La seconde partie de sa carrière se déroule à l’Académie de 1705 à 1722, et il continue à composer avec grande assiduité pendant que les compositions d’opéras de sa première période rencontrent pour la plupart le succès. C’est de cette période que l’on remarque, 1710, les Fêtes ou Festes !! vénitiennes, orthographe au choix. La formule opéra-ballet qu’il crée réduit l’opéra à l’échelle du style rococo et observe les exigences de l’unité dramatique avec une telle liberté que ce genre ne sert plus que de prétexte à une succession décousue de divertissements dansés ou chantés. Mais, c’est là que Campra va pouvoir briller avec ses mélodies. L’une des plus fameuses d’entre elles, annonce presque note après note, la pseudo-chanson populaire « Si des galans » du Devin de village de J.J Rousseau. C’est un des nombreux exemples qui démontrent l ‘affinité existant entre le rococo et le mouvement du « retour à la nature ».
Il va collaborer aussi avec les jésuites, d’où de nombreuses commandes, et sera même nommé Maître de musique au fameux Collège Louis-le-Grand.
Dernière tranche de vie qui se partage entre l’Académie et la Chapelle Royale de Versailles. Enfin, avec l’appui du Régent, sa situation atteint les sommets. Il a 63 ans et un travail fou. Les reprises de l’Europe galante et des Fêtes touchent au triomphe.
Son œuvre sera largement diffusée en province, dans des villes comme Lyon, Avignon, Aix.
Il meurt à Versailles le 14 juin 1744, infirme, isolé, et curieusement, pauvre. Des dizaines et dizaines d’œuvres pour tel ou tel de la noblesse et surtout de la cour du Roi, mais aussi du clergé, ne lui avaient guère rapporté. Ni argent, ni gloire posthume.
Il est reconnu que sa musique religieuse possède un accent personnel dû à une brillante fécondité, à l’éclat, à une très grande souplesse d’assimilation des goûts français et italiens. Sa musique profane est également marquée par le souci de la nouveauté. En 1697, avec l’Europe galante, il crée et assure la vogue de l’opéra-ballet. Sa facture reste simple, le ton direct, l’invention mélodique chaleureuse, surtout lorsqu’il s’inspire du terroir, l’harmonie juste, avec un instinct raffiné de ses pouvoirs expressifs.
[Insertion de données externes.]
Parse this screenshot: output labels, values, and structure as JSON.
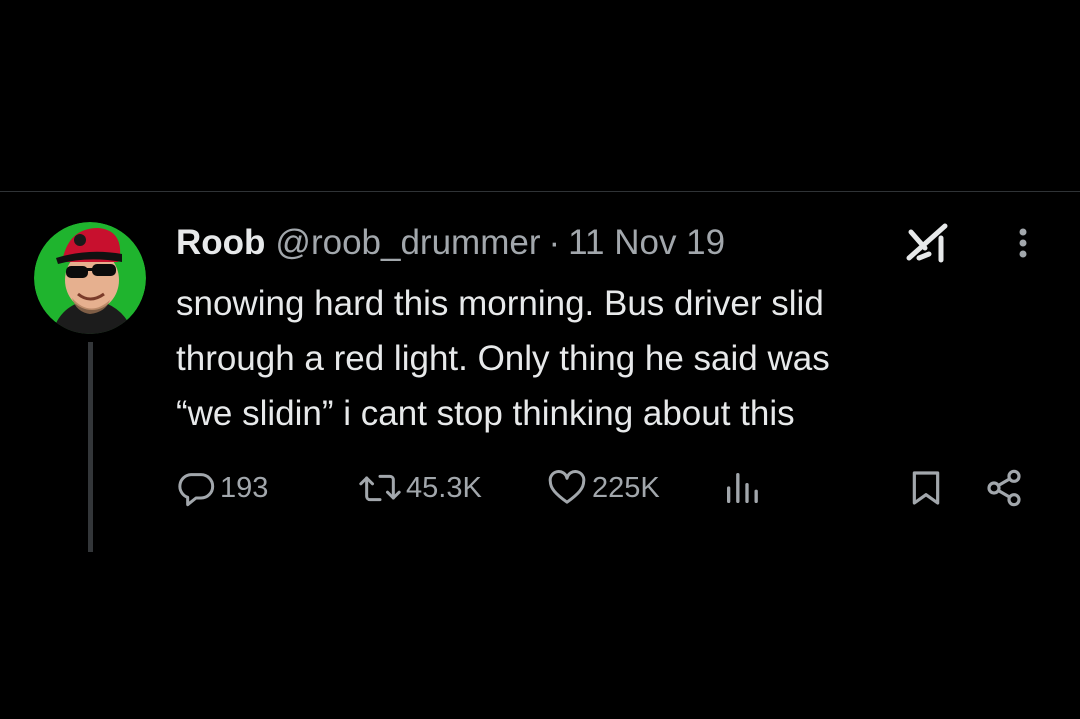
{
  "tweet": {
    "author": {
      "display_name": "Roob",
      "handle": "@roob_drummer",
      "avatar": "avatar-photo"
    },
    "separator": "·",
    "date": "11 Nov 19",
    "text": "snowing hard this morning. Bus driver slid\nthrough a red light. Only thing he said was\n“we slidin” i cant stop thinking about this",
    "icons": {
      "grok": "grok-icon",
      "more": "more-icon"
    }
  },
  "actions": {
    "reply": {
      "icon": "reply-icon",
      "count": "193"
    },
    "retweet": {
      "icon": "retweet-icon",
      "count": "45.3K"
    },
    "like": {
      "icon": "like-icon",
      "count": "225K"
    },
    "views": {
      "icon": "views-icon",
      "count": ""
    },
    "bookmark": {
      "icon": "bookmark-icon"
    },
    "share": {
      "icon": "share-icon"
    }
  },
  "colors": {
    "background": "#000000",
    "text_primary": "#e7e9ea",
    "text_secondary": "#a2a7ac",
    "divider": "#2f3336",
    "thread_line": "#333639"
  }
}
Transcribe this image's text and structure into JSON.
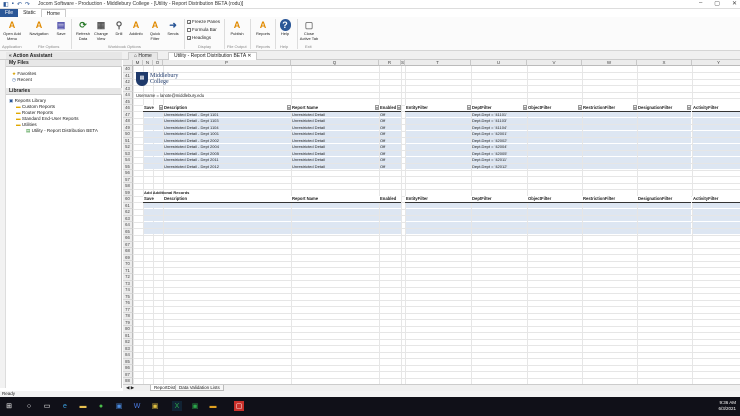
{
  "titlebar": {
    "title": "Jocom Software - Production - Middlebury College - [Utility - Report Distribution BETA (rodu)]"
  },
  "menu": {
    "file": "File",
    "items": [
      "Static",
      "Home"
    ]
  },
  "ribbon": {
    "buttons": [
      {
        "label": "Open Add\nMenu",
        "icon": "A"
      },
      {
        "label": "Navigation",
        "icon": "A"
      },
      {
        "label": "Save",
        "icon": "▤"
      },
      {
        "label": "Refresh\nData",
        "icon": "⟳"
      },
      {
        "label": "Change\nView",
        "icon": "▦"
      },
      {
        "label": "Drill",
        "icon": "⚲"
      },
      {
        "label": "Addinfo",
        "icon": "A"
      },
      {
        "label": "Quick\nFilter",
        "icon": "A"
      },
      {
        "label": "Sends",
        "icon": "➜"
      },
      {
        "label": "Publish",
        "icon": "A"
      },
      {
        "label": "Reports",
        "icon": "A"
      },
      {
        "label": "Help",
        "icon": "?"
      },
      {
        "label": "Close\nActive Tab",
        "icon": "▢"
      }
    ],
    "checks": [
      {
        "label": "Freeze Panes",
        "checked": true
      },
      {
        "label": "Formula Bar",
        "checked": false
      },
      {
        "label": "Headings",
        "checked": true
      }
    ],
    "groups": [
      "Application",
      "File Options",
      "Workbook Options",
      "Display",
      "File Output",
      "Reports",
      "Help",
      "Exit"
    ]
  },
  "tabs": [
    "Home",
    "Utility - Report Distribution BETA"
  ],
  "sidebar": {
    "title": "Action Assistant",
    "myfiles": "My Files",
    "myfiles_items": [
      "Favorites",
      "Recent"
    ],
    "libraries": "Libraries",
    "tree": [
      "Reports Library",
      "Custom Reports",
      "Router Reports",
      "Standard End-User Reports",
      "Utilities",
      "Utility - Report Distribution BETA"
    ]
  },
  "columns": [
    "M",
    "N",
    "O",
    "P",
    "Q",
    "R",
    "S",
    "T",
    "U",
    "V",
    "W",
    "X",
    "Y",
    "Z"
  ],
  "rows": [
    "40",
    "41",
    "42",
    "43",
    "44",
    "45",
    "46",
    "47",
    "48",
    "49",
    "50",
    "51",
    "52",
    "53",
    "54",
    "55",
    "56",
    "57",
    "58",
    "59",
    "60",
    "61",
    "62",
    "63",
    "64",
    "65",
    "66",
    "67",
    "68",
    "69",
    "70",
    "71",
    "72",
    "73",
    "74",
    "75",
    "76",
    "77",
    "78",
    "79",
    "80",
    "81",
    "82",
    "83",
    "84",
    "85",
    "86",
    "87",
    "88",
    "89"
  ],
  "logo": {
    "line1": "Middlebury",
    "line2": "College",
    "username": "Username = lanote@middlebury.edu"
  },
  "headers": [
    "Save",
    "Description",
    "Report Name",
    "Enabled",
    "EntityFilter",
    "DeptFilter",
    "ObjectFilter",
    "RestrictionFilter",
    "DesignationFilter",
    "ActivityFilter"
  ],
  "records": [
    {
      "desc": "Unrestricted Detail - Dept 1101",
      "report": "Unrestricted Detail",
      "enabled": "Off",
      "dept": "Dept.Dept = '41101'"
    },
    {
      "desc": "Unrestricted Detail - Dept 1103",
      "report": "Unrestricted Detail",
      "enabled": "Off",
      "dept": "Dept.Dept = '41103'"
    },
    {
      "desc": "Unrestricted Detail - Dept 1104",
      "report": "Unrestricted Detail",
      "enabled": "Off",
      "dept": "Dept.Dept = '41104'"
    },
    {
      "desc": "Unrestricted Detail - Dept 1001",
      "report": "Unrestricted Detail",
      "enabled": "Off",
      "dept": "Dept.Dept = '42001'"
    },
    {
      "desc": "Unrestricted Detail - Dept 2002",
      "report": "Unrestricted Detail",
      "enabled": "Off",
      "dept": "Dept.Dept = '42002'"
    },
    {
      "desc": "Unrestricted Detail - Dept 2004",
      "report": "Unrestricted Detail",
      "enabled": "Off",
      "dept": "Dept.Dept = '42004'"
    },
    {
      "desc": "Unrestricted Detail - Dept 2005",
      "report": "Unrestricted Detail",
      "enabled": "Off",
      "dept": "Dept.Dept = '42005'"
    },
    {
      "desc": "Unrestricted Detail - Dept 2011",
      "report": "Unrestricted Detail",
      "enabled": "Off",
      "dept": "Dept.Dept = '42011'"
    },
    {
      "desc": "Unrestricted Detail - Dept 2012",
      "report": "Unrestricted Detail",
      "enabled": "Off",
      "dept": "Dept.Dept = '42012'"
    }
  ],
  "add_section": "Add Additional Records",
  "sheets": [
    "ReportDist",
    "Data Validation Lists"
  ],
  "status": "Ready",
  "clock": {
    "time": "9:36 AM",
    "date": "6/3/2021"
  }
}
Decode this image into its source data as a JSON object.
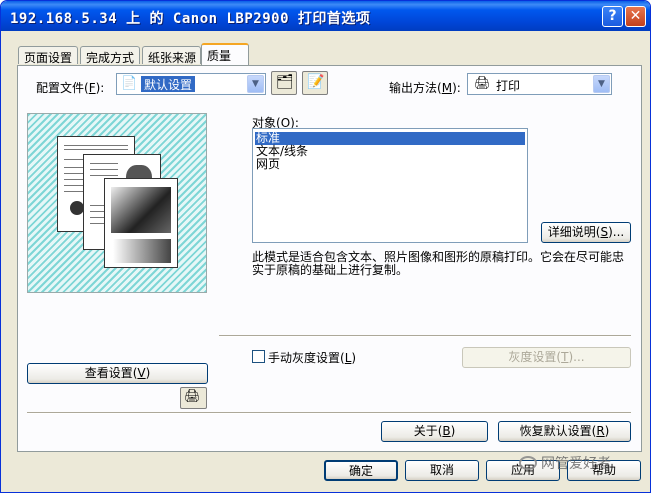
{
  "window": {
    "title": "192.168.5.34 上 的 Canon LBP2900 打印首选项"
  },
  "titlebar": {
    "help": "?",
    "close": "✕"
  },
  "tabs": [
    {
      "label": "页面设置"
    },
    {
      "label": "完成方式"
    },
    {
      "label": "纸张来源"
    },
    {
      "label": "质量"
    }
  ],
  "profile": {
    "label": "配置文件",
    "hotkey": "F",
    "value": "默认设置"
  },
  "output": {
    "label": "输出方法",
    "hotkey": "M",
    "value": "打印"
  },
  "object": {
    "label": "对象",
    "hotkey": "O",
    "items": [
      "标准",
      "文本/线条",
      "网页"
    ],
    "selected_index": 0
  },
  "details_button": {
    "label": "详细说明",
    "hotkey": "S"
  },
  "description": "此模式是适合包含文本、照片图像和图形的原稿打印。它会在尽可能忠实于原稿的基础上进行复制。",
  "grayscale": {
    "checkbox_label": "手动灰度设置",
    "hotkey": "L",
    "checked": false,
    "button_label": "灰度设置",
    "button_hotkey": "T"
  },
  "view_settings": {
    "label": "查看设置",
    "hotkey": "V"
  },
  "about_button": {
    "label": "关于",
    "hotkey": "B"
  },
  "restore_button": {
    "label": "恢复默认设置",
    "hotkey": "R"
  },
  "footer": {
    "ok": "确定",
    "cancel": "取消",
    "apply": "应用",
    "help": "帮助"
  },
  "watermark": "网管爱好者"
}
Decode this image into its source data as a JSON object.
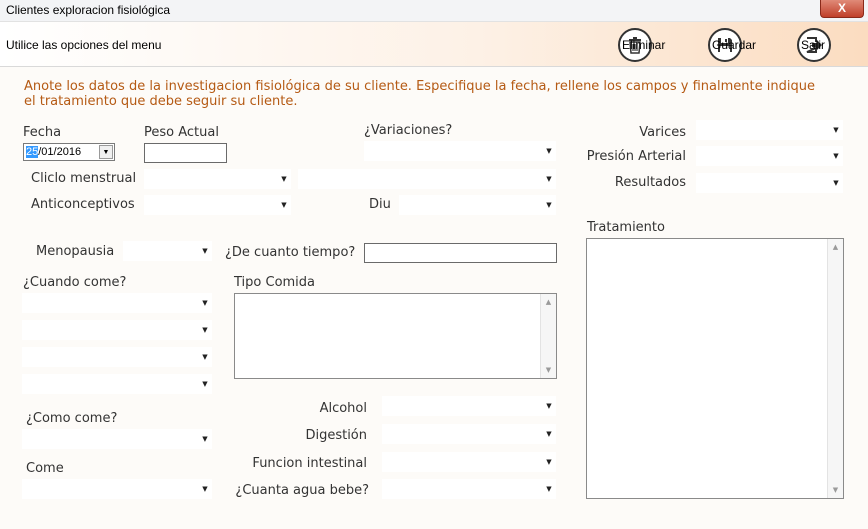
{
  "window": {
    "title": "Clientes exploracion fisiológica",
    "close_label": "X"
  },
  "toolbar": {
    "hint": "Utilice las opciones del menu",
    "delete_label": "Eliminar",
    "save_label": "Guardar",
    "exit_label": "Salir"
  },
  "intro": "Anote los datos de la investigacion fisiológica de su cliente. Especifique la fecha, rellene los campos y finalmente indique el tratamiento que debe seguir su cliente.",
  "form": {
    "fecha_label": "Fecha",
    "fecha_day": "25",
    "fecha_rest": "/01/2016",
    "peso_label": "Peso Actual",
    "variaciones_label": "¿Variaciones?",
    "ciclo_label": "Cliclo menstrual",
    "anticonceptivos_label": "Anticonceptivos",
    "diu_label": "Diu",
    "menopausia_label": "Menopausia",
    "tiempo_label": "¿De cuanto tiempo?",
    "cuando_come_label": "¿Cuando come?",
    "tipo_comida_label": "Tipo Comida",
    "como_come_label": "¿Como come?",
    "come_label": "Come",
    "alcohol_label": "Alcohol",
    "digestion_label": "Digestión",
    "funcion_label": "Funcion intestinal",
    "agua_label": "¿Cuanta agua bebe?",
    "varices_label": "Varices",
    "presion_label": "Presión Arterial",
    "resultados_label": "Resultados",
    "tratamiento_label": "Tratamiento"
  },
  "icons": {
    "delete": "trash-icon",
    "save": "floppy-disk-icon",
    "exit": "exit-door-icon",
    "dropdown": "chevron-down-icon"
  },
  "colors": {
    "intro_text": "#b55a14",
    "toolbar_gradient_end": "#fbdcc0",
    "close_button": "#c0402a",
    "date_selection": "#3399ff"
  }
}
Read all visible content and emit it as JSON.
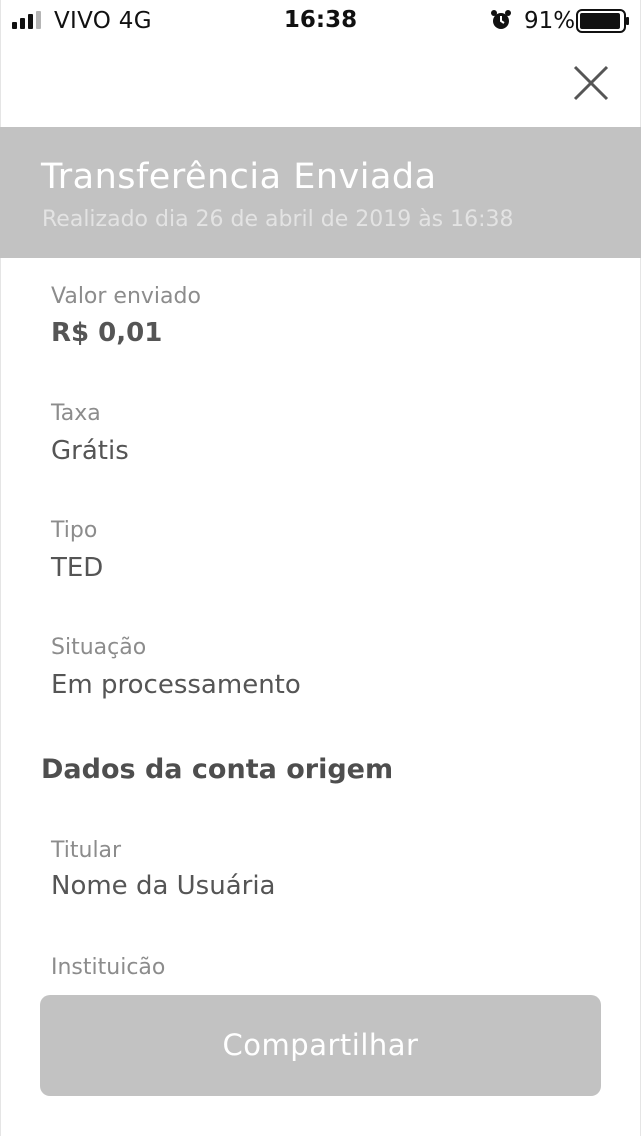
{
  "status_bar": {
    "carrier": "VIVO   4G",
    "time": "16:38",
    "battery_percent": "91%",
    "icons": [
      "signal-icon",
      "alarm-icon",
      "battery-icon"
    ]
  },
  "header": {
    "title": "Transferência Enviada",
    "subtitle": "Realizado dia 26 de abril de 2019 às 16:38"
  },
  "details": {
    "valor_label": "Valor enviado",
    "valor_value": "R$ 0,01",
    "taxa_label": "Taxa",
    "taxa_value": "Grátis",
    "tipo_label": "Tipo",
    "tipo_value": "TED",
    "situacao_label": "Situação",
    "situacao_value": "Em processamento"
  },
  "origem": {
    "section_title": "Dados da conta origem",
    "titular_label": "Titular",
    "titular_value": "Nome da Usuária",
    "instituicao_label": "Instituicão"
  },
  "actions": {
    "share_label": "Compartilhar",
    "close_icon": "close-icon"
  },
  "colors": {
    "header_bg": "#c2c2c2",
    "button_bg": "#c2c2c2",
    "text_primary": "#555555",
    "text_label": "#8c8c8c"
  }
}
L’opéra-ballet des Fêtes vénitiennes nous dévoile la même abondance et la même diversité dans les possibilités de la musique. Puis, sa fin de carrière le verra revenir à plus de simplicité et moins de verve. Pourtant, le genre opéra-ballet qu’il a crée est en pleine vogue. Campra n’a pas été un compositeur de transition. Il a su imposer sa manière et ses innovations après avoir assimilé les courants de son temps et y avoir porté la marque de sa personnalité.
Un peu comme un certain Alcina donné il y a peu, en version concert, à la Halle, ce sont des ouvrages que le public actuel apprécie à partir du moment où la distribution est sans faille. Pour Alcina, ce fut le cas, et un triomphe, disons-le, à la clé. Ce devrait être pareil ici. D’autre part, au Théâtre, c’est une version scénique. Donc, il nous faut décors et costumes et lumières et mise en scène sans faille non plus. Des bruits de couloirs nous racontent que nos vœux seront exhaussés !! Alors, vivement les quatre représentations et pas une de plus, hélas.
William Christie direction musicale
Robert Carsen mise en scène
Ed Wubbe chorégraphie
Radu Boruzescu décors
Petra Reinhardt costumes
Peter Van Praet, Robert Carsen lumières
Emmanuelle de Negri / La Raison / Lucile / Lucie
Élodie Fonnard Iphise / La Fortune
Rachel Redmond Irène / Léontine / Flore
Emilie Renard La Folie / Isabelle
Cyril Auvity Le Maître de danse / Un Suivant de la Fortune / Adolphe
Reinoud Van Mechelen Thémir / Un Masque / Zéphir
Marcel Beekman Le Maître de musique
Jonathan McGovern Alamir / Damir / Borée
François Lis Le Carnaval / Léandre / Rudolphe
Sean Clayton Démocrite
Geoffroy Buffière Héraclite
Cie Scapino Ballet Rotterdam
Les Arts Florissants
Le Théâtre du Capitole accueille pour la première fois Les Arts Florissants, placés sous la baguette du claveciniste et chef d’orchestre franco-américain qui les dirige depuis leur création en 1979, William Christie. Ensemble de chanteurs et d’instrumentistes voués à la musique baroque, fidèles à l’interprétation sur instruments anciens, Les Arts Florissants sont dans leur spécialité l’une des formations les plus réputées au monde. Ils ont joué un rôle pionnier pour imposer un répertoire méconnu : non seulement le Grand Siècle français, mais plus généralement la musique européenne des XVIIe et XVIIIe siècles.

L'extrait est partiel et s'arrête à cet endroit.